We’ve seen versions of this before. In 2016, there were allegations that Facebook’s “Trending Topics” feature was biased against conservatives—because its human editors were filtering out dubious stories, clickbait, and spam. Nonetheless, leadership’s fear of appearing biased ended with the human curators fired and the algorithm left to chase engagement, resulting in a trending feed full of conspiracy sludge.
But Wikipedia is harder to kneecap from the inside; there is no editorial team to fire. So the strategy has shifted. Don’t just harangue the referees—build a parallel league with your own rulebook, your own scorekeepers, and your own definition of what counts as a fact.
Which is where the new “alternatives” come in.
Grokipedia and the AI Oracle
Enter Grokipedia: Elon Musk’s AI-generated alternative.
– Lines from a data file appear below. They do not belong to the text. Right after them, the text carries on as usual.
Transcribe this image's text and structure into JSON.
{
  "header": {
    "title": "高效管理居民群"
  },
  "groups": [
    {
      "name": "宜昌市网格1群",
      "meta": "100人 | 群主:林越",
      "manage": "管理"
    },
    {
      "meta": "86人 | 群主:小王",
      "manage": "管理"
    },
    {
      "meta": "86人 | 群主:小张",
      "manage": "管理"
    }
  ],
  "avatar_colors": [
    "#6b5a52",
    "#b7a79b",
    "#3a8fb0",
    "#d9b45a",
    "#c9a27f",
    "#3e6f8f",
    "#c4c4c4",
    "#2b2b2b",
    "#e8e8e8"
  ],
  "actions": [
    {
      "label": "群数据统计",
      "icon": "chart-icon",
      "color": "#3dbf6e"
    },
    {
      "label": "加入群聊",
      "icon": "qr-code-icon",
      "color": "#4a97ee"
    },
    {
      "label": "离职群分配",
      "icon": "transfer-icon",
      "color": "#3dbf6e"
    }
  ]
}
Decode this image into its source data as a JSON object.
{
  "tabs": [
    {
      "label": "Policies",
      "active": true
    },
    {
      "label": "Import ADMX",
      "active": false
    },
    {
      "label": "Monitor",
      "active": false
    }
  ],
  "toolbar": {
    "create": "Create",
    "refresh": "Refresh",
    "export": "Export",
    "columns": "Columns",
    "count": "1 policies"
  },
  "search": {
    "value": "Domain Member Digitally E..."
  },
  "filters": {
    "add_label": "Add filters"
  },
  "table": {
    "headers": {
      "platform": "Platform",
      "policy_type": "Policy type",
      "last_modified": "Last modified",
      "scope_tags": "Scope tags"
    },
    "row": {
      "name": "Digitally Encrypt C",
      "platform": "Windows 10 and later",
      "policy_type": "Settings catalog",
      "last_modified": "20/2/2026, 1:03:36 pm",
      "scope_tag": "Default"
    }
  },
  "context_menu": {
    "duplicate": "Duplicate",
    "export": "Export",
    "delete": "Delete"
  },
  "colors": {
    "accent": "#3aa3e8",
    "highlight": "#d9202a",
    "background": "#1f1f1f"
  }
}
It launched last month with 855,279 articles, no human editors, no Talk pages, and no meaningful way to correct errors—just a suggestion box that lets you send a note to the chatbot.
Musk purportedly created Grokipedia to “purge out the propaganda” from the site he alleges has been captured by the wokes; I wrote about his war for reality in an Atlantic article last week.
Musk and others have taken to calling it “Wokipedia.” [Larry] Sanger, who has become an outspoken critic, argues that Wikipedia has adopted what he calls a “GASP” worldview—globalist, academic, secular, progressive. To fix this, he proposed reforms such as promoting accountability by de-anonymizing arbitrators and others with power over the Wikipedia community and abolishing the consensus model to allow parallel articles with declared viewpoints—separate “pro-life” and “pro-choice” entries for an abortion-related topic, perhaps. Arguing that partisan bias is what distinguishes the community’s acceptance of CNN and The Washington Post from its avoidance of right-wing outlets such as The Federalist and The Epoch Times, Sanger has also called on Wikipedia to eliminate what he calls “source blacklists,” and other conservatives have eagerly taken up that call.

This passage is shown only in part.